Il record dei prodotti alimentari, dice il presidente Assoutenti Furio Truzzi, «significa che una famiglia, solo per mangiare, deve mettere in conto una maggiore spesa in media pari a +479 euro annui. Proprio il forte incremento dei listini nel comparto alimentare ha portato, secondo gli stessi dati Istat, ad una forte riduzione dei consumi alimentari da parte delle famiglie, che si sono ridotti del 6% rispetto al 2021».

«Siamo in presenza di una emergenza che conferma tutte le denunce sui rincari dei listini lanciate da Assoutenti nelle ultime settimane – prosegue Truzzi – Temiamo che sui prezzi, oltre all’effetto Ucraina, si stiano registrando in Italia fenomeni speculativi che danneggiano in modo pesante le famiglie.
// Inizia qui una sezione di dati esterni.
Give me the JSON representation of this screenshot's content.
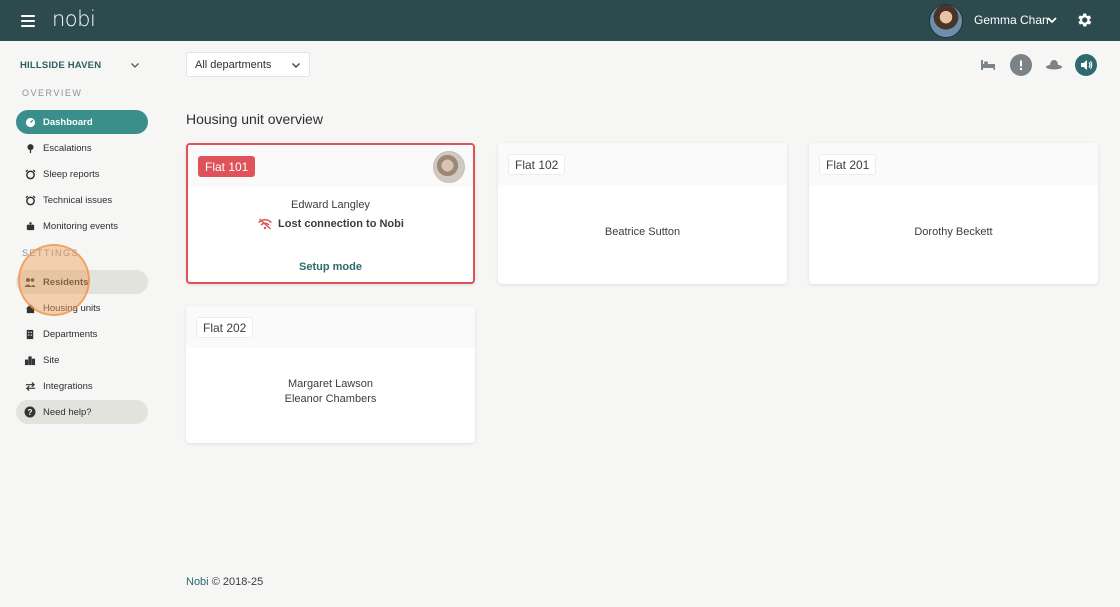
{
  "topbar": {
    "logo": "nobi",
    "user_name": "Gemma Chan"
  },
  "sidebar": {
    "site_name": "HILLSIDE HAVEN",
    "overview_label": "OVERVIEW",
    "settings_label": "SETTINGS",
    "overview_items": [
      {
        "label": "Dashboard",
        "icon": "dashboard-icon"
      },
      {
        "label": "Escalations",
        "icon": "escalations-icon"
      },
      {
        "label": "Sleep reports",
        "icon": "alarm-icon"
      },
      {
        "label": "Technical issues",
        "icon": "alarm-icon"
      },
      {
        "label": "Monitoring events",
        "icon": "monitoring-icon"
      }
    ],
    "settings_items": [
      {
        "label": "Residents",
        "icon": "people-icon"
      },
      {
        "label": "Housing units",
        "icon": "home-icon"
      },
      {
        "label": "Departments",
        "icon": "building-icon"
      },
      {
        "label": "Site",
        "icon": "city-icon"
      },
      {
        "label": "Integrations",
        "icon": "swap-icon"
      }
    ],
    "help_label": "Need help?"
  },
  "filter": {
    "department": "All departments"
  },
  "main": {
    "title": "Housing unit overview",
    "units": [
      {
        "name": "Flat 101",
        "residents": [
          "Edward Langley"
        ],
        "status": "Lost connection to Nobi",
        "action": "Setup mode",
        "alert": true
      },
      {
        "name": "Flat 102",
        "residents": [
          "Beatrice Sutton"
        ]
      },
      {
        "name": "Flat 201",
        "residents": [
          "Dorothy Beckett"
        ]
      },
      {
        "name": "Flat 202",
        "residents": [
          "Margaret Lawson",
          "Eleanor Chambers"
        ]
      }
    ]
  },
  "footer": {
    "brand": "Nobi",
    "copyright": "© 2018-25"
  },
  "colors": {
    "topbar": "#2d4a4f",
    "accent": "#3a8f8c",
    "alert": "#e0525a",
    "background": "#f6f6f4"
  }
}
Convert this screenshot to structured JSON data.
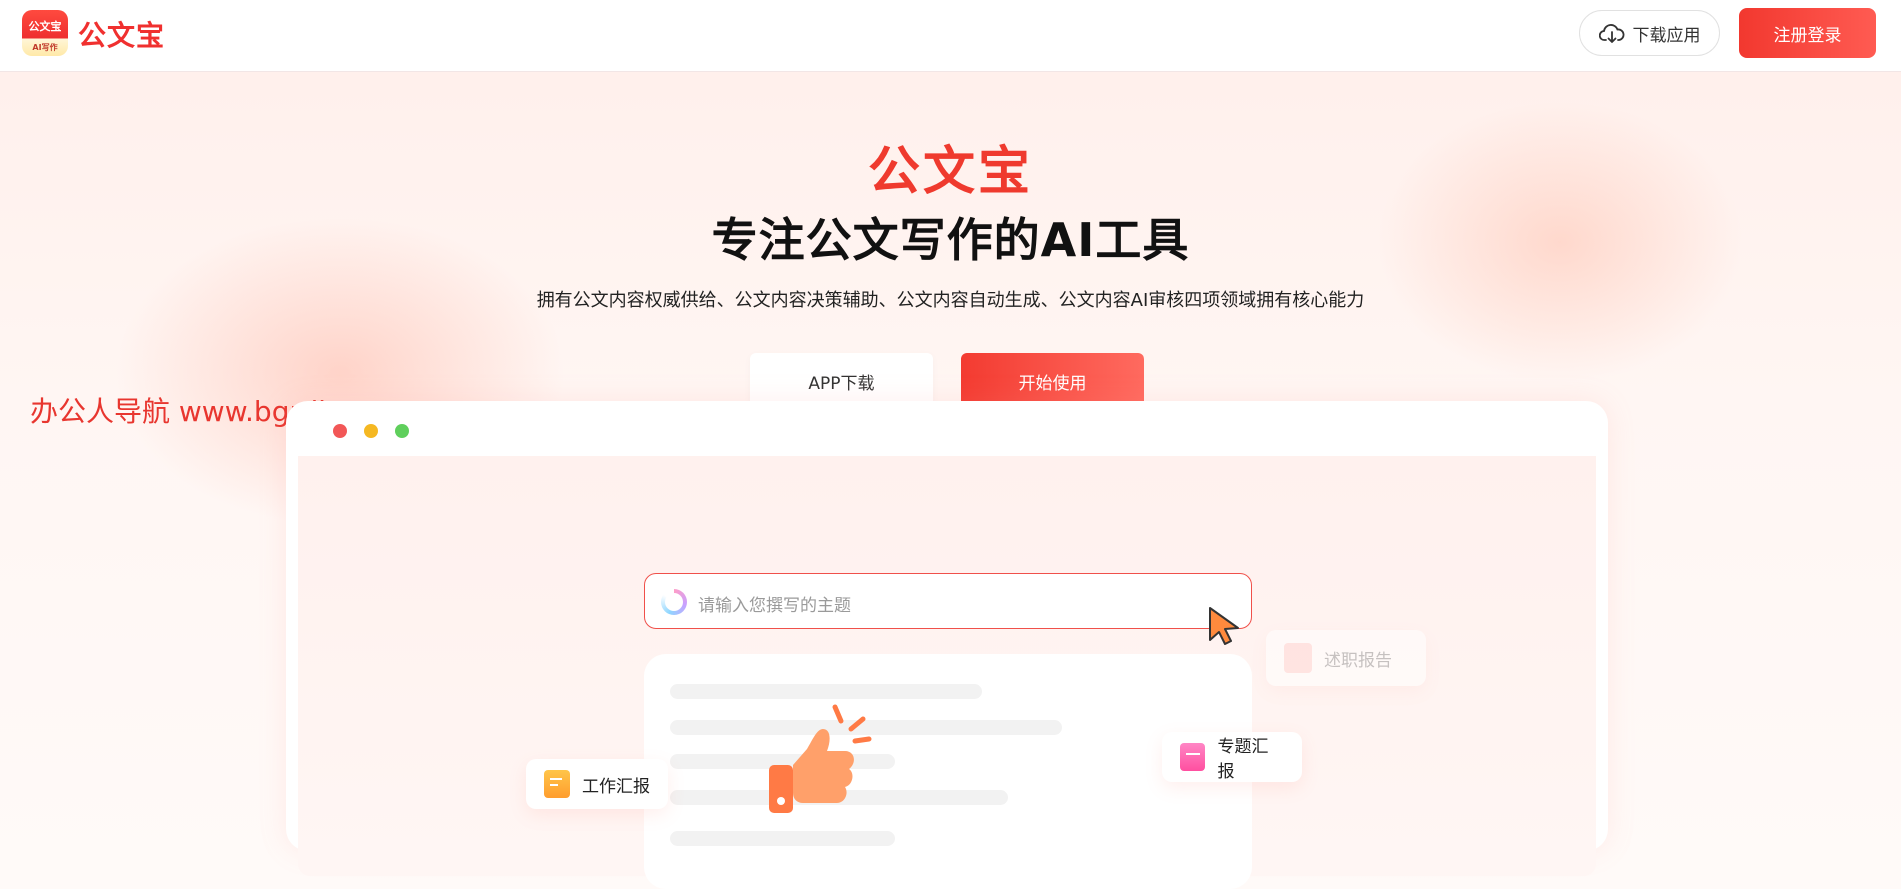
{
  "header": {
    "logo_top": "公文宝",
    "logo_bottom": "AI写作",
    "brand": "公文宝",
    "download_label": "下载应用",
    "register_label": "注册登录"
  },
  "hero": {
    "brand": "公文宝",
    "title": "专注公文写作的AI工具",
    "subtitle": "拥有公文内容权威供给、公文内容决策辅助、公文内容自动生成、公文内容AI审核四项领域拥有核心能力",
    "app_download_label": "APP下载",
    "start_label": "开始使用"
  },
  "watermark": "办公人导航 www.bgrdh.com",
  "mockup": {
    "search_placeholder": "请输入您撰写的主题",
    "tags": [
      {
        "label": "工作汇报",
        "icon": "orange-doc-icon"
      },
      {
        "label": "专题汇报",
        "icon": "pink-doc-icon"
      },
      {
        "label": "述职报告",
        "icon": "grey-doc-icon"
      }
    ]
  },
  "colors": {
    "accent": "#f0302f",
    "background": "#fff4f1"
  }
}
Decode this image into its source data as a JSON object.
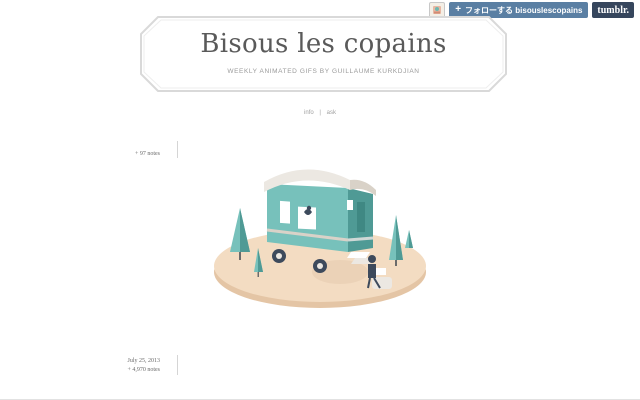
{
  "tumblr_bar": {
    "follow_label": "フォローする bisouslescopains",
    "plus": "+",
    "logo": "tumblr."
  },
  "site": {
    "title": "Bisous les copains",
    "subtitle": "WEEKLY ANIMATED GIFS BY GUILLAUME KURKDJIAN"
  },
  "nav": {
    "info": "info",
    "separator": "|",
    "ask": "ask"
  },
  "posts": [
    {
      "date": "",
      "notes": "+ 97 notes"
    },
    {
      "date": "July 25, 2013",
      "notes": "+ 4,970 notes"
    }
  ],
  "colors": {
    "header_border": "#d9d9d9",
    "title": "#5a5a5a",
    "teal_dark": "#4f9a95",
    "teal_light": "#77c1bb",
    "ground": "#f3dcc2",
    "ground_edge": "#e4c5a5",
    "caravan_roof": "#ece8e2"
  }
}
Il Governo non può restare a guardare e, di fronte a questa situazione di crisi, deve adottare misure straordinarie, a partire da prezzi amministrati per i generi di prima necessità come gli alimentari di cui le famiglie non possono fare a meno».

Codacons: stangata di quasi 2400 euro l’anno

La frenata di aprile è un’illusione dovuta alla riduzione dell’energia, dice a sua volta il Codacons.

«I prezzi al dettaglio registrano la cresciuta più sostenuta dal 1990, e la corsa al rialzo dei listini è la più forte degli ultimi 32 anni – dice il presidente Carlo Rienzi – Una inflazione al 6% si traduce in una stangata pari a +2.394 euro annui per un nucleo con due figli, e +1.843 euro per la famiglia “tipo”, e il rallentamento registrato ad aprile è solo una illusione ottica: il ribasso rispetto al dato di marzo è dovuto infatti unicamente alla riduzione delle bollette di luce e gas disposta da Arera, ma tutti gli altri beni e servizi, dagli alimentari ai trasporti, continuano a registrare fortissimi incrementi su base annua».

UNC: per coppia con 3 figli stangata da 2370 euro

I dati, spiega il presidente dell’Unione Nazionale Consumatori Massimiliano Dona, «dimostrano che il bonus di 200 euro deciso dal Governo per affrontare il caro vita è del tutto inadeguato, è una goccia nel mare, visto che l’inflazione al 6% significa un aumento del costo della vita, per una famiglia media, pari a 1701 euro su base annua, ossia 8 volte e mezzo di più».

«Se consideriamo una coppia con 2 figli, dove entrambi i genitori lavorano e hanno un reddito inferiore a 35 mila euro di reddito e, quindi, avranno un contributo complessivo di 400 euro, l’inflazione determina una stangata da 2118 euro su base annua, oltre 5 volte il bonus. Di questi 2118 euro, 496 servono per il solo carrello della spesa, 918 se ne vanno per Abitazione, acqua ed elettricità, 524 euro per i Trasporti, 479 per prodotti alimentari e bevande», dice Dona.

Per una coppia con 1 figlio, la batosta è pari a 1987 euro, 921 per l’abitazione, 457 per i trasporti, 431 euro per cibo e bevande. Sulle famiglie numerose si abbatte poi una stangata da 2370 euro, 525 solo per il cibo.